Anne-Marie BORDES
Ancienne journaliste à Sud Ouest
PAROLE AU JOURNALISTE

Sanfermines et symbolique

Anne-Marie Bordes a été journaliste à Sud-OUest. © DR
Anne-Marie Bordes a été journaliste à Sud-OUest. © DR

Epais sourcils, grands yeux ronds… San Fermin est donc cette figure religieuse, enveloppée d’une cape rouge brodée et rebrodée, coiffée de sa mitre, vénérée par ces innombrables Navarrais qu’il bénit de sa main droite. La gauche, elle, tient une crosse d’argent, son bâton de berger. Le saint quitte la chapelle San Lorenzo, pour se rendre à la cathédrale, chaque 7 juillet que Dieu fait dans sa ville d’Iruñea. Des dizaines de milliers d’yeux le cherchent dans une procession aussi solennelle qu’hétéroclite : Géants, Grosses Têtes, confrérie de la Passion, danseurs, txistulariak, chapitre de la cathédrale et archevêque, conseil municipal tiré à quatre épingles (frac et haut de forme pour les conseillers, costumes de la vallée de Roncal pour les conseillères), garde municipale... La Pamplonesa, harmonie municipale centenaire, clôt la marche.

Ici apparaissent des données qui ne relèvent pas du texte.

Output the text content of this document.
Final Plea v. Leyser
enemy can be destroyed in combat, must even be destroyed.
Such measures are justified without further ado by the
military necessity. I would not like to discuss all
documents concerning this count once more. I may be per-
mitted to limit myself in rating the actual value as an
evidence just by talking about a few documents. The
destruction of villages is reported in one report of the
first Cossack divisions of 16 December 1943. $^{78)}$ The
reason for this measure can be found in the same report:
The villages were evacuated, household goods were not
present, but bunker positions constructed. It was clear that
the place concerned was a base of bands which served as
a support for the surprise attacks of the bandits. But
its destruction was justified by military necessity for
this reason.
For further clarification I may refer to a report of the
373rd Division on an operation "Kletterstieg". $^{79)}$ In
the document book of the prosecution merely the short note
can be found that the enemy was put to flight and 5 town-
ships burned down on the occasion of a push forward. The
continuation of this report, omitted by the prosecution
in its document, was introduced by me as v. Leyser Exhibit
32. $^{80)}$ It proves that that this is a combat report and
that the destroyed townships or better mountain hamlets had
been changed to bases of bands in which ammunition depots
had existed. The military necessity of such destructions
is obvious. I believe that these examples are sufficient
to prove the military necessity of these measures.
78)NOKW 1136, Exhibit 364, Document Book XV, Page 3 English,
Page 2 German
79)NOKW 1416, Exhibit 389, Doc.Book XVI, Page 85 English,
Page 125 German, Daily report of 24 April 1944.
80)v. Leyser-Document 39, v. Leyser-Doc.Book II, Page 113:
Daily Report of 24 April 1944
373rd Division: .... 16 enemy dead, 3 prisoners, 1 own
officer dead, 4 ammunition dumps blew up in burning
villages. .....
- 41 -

Rituel imparable ! C’est bien pour San Fermin (sans oublier la fête profane !) que la chorale basque Anaiki de Paris se fait un devoir de faire le voyage chaque été. Son “momentico” ? En fin de matinée, peu après la première jota dédiée au saint du haut d’un balcon, au 47 de la rue San Anton. Anaiki (et partie du groupe Bihotzez de Guéthary), se sont postés à l’angle des rues Zapateria et Pozoblanco, en plein Casco Viejo. Les chants s’élèvent. Voilà enfin, qu’imperturbable, le saint se profile, suivi des officiels dont les choristes veulent attirer l’attention.

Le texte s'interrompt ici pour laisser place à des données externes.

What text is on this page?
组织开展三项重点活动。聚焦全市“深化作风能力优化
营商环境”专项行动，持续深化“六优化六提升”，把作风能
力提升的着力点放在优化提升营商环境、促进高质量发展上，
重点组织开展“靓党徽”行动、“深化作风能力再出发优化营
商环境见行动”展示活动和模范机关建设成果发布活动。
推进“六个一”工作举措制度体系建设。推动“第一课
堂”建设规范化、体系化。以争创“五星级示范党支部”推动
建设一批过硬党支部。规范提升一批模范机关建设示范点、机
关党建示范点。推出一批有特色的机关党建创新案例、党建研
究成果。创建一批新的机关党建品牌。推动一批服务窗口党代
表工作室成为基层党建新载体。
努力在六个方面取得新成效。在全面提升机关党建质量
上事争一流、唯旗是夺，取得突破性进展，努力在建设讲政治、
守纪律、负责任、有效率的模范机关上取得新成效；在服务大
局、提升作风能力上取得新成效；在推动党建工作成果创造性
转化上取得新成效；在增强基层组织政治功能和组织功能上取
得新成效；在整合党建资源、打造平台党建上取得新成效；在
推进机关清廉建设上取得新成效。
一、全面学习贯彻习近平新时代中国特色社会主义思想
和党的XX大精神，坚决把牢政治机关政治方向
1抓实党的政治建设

Ces quatre dernières années (2015-2019), le maire d’Iruñea Joseba Asiron (abertzale de gauche, EH Bildu) qui en appelle volontiers au respect mutuel, les saluait contrairement à la pratique de ses prédécesseurs, d’un grand sourire et d’un geste amical. Rien de tel cette année, son successeur Enrique Maya (Union Del Pueblo Navarro, issu de la coalition de droite Navarra +), est passé sans rien voir. A vrai dire, le chef de chœur, Jean-Marie Guezala, fidèle aux Sanfermines depuis ses 18 ans, n’en n’attendait pas davantage : “Anaiki, dit-il, dédie depuis longtemps ses chants à l’euskera et aux euskaltzale dans cette procession où ne prime que l’espagnol. J’aimerais bien que nous soyons beaucoup plus nombreux ici même. Qui veut, vient nous retrouver et chante en basque avec nous !”

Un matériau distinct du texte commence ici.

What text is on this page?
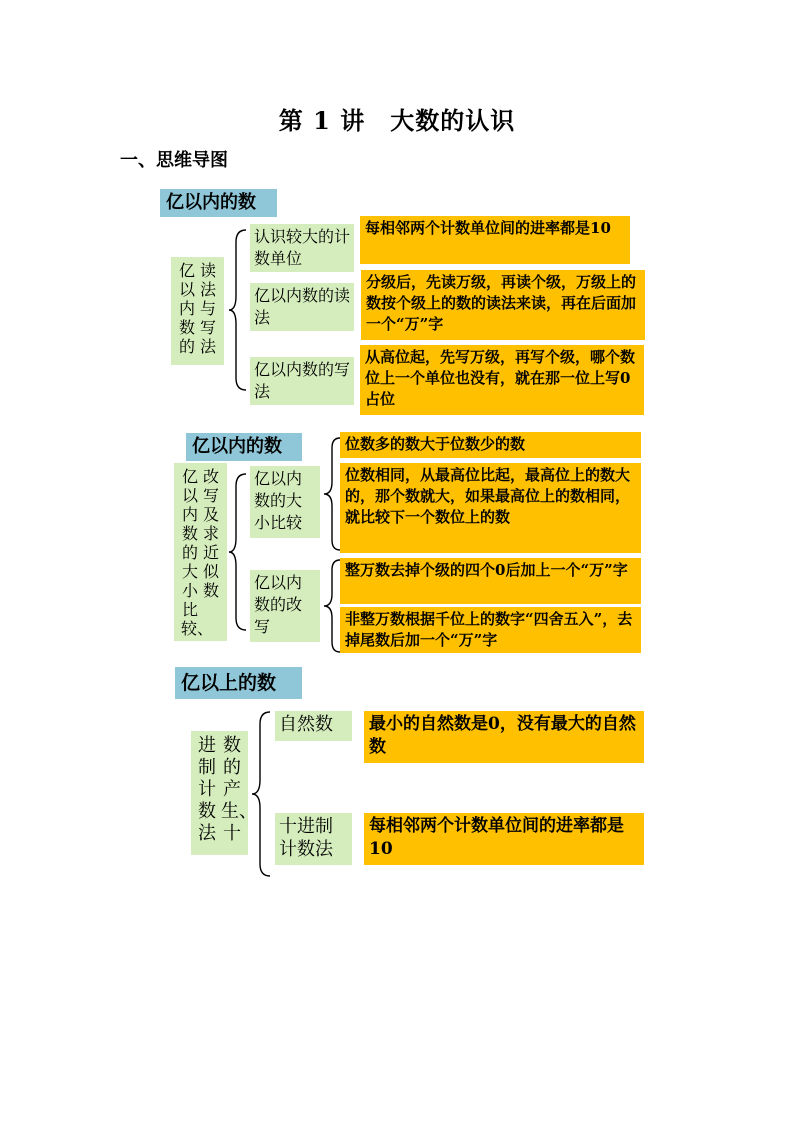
第 1 讲　大数的认识
一、思维导图
亿以内的数
读法与写法
亿以内数的
认识较大的计数单位
每相邻两个计数单位间的进率都是10
亿以内数的读法
分级后，先读万级，再读个级，万级上的数按个级上的数的读法来读，再在后面加一个“万”字
亿以内数的写法
从高位起，先写万级，再写个级，哪个数位上一个单位也没有，就在那一位上写0占位
亿以内的数
改写及求近似数
亿以内数的大小比较、
亿以内数的大小比较
亿以内数的改写
位数多的数大于位数少的数
位数相同，从最高位比起，最高位上的数大的，那个数就大，如果最高位上的数相同，就比较下一个数位上的数
整万数去掉个级的四个0后加上一个“万”字
非整万数根据千位上的数字“四舍五入”，去掉尾数后加一个“万”字
亿以上的数
数的产生、十
进制计数法
自然数	最小的自然数是0，没有最大的自然数
十进制计数法
每相邻两个计数单位间的进率都是10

Les improvisations d’Anaiki se poursuivent dans les parages. Autre station sous le porche de l’église San Cernin, où le nouveau maire est chahuté par des opposants… “Détails !”, dira-t-on. Infimes sans doute. Mais symptomatiques des difficultés dans lesquelles se débat la Navarre, plus que divisée après les élections municipales et forales du 26 mai dernier, soldées par la revanche de la droite (vaincue quatre ans plus tôt) sur l’opposition abertzale (coalition Geroa Bai) et parti socialiste. Le 6 juillet déjà, lors du Txupinazo, l’ikurriña pourtant présent ces dernières années, a été banni du balcon de l’Hôtel de ville où l’opposition avait sa place. Deux policiers municipaux ont fait usage de la force. Au vu de tous.

Parenthèse apolitique que la San Fermin universelle ? Pas vraiment. La symbolique du drapeau basque y demeure très lourde. Le concept clivant de “mémoire historique” étant ce qu’il est dans l’ancien Royaume, la “convivance” réelle et profonde entre Navarrais n’est pas pour demain.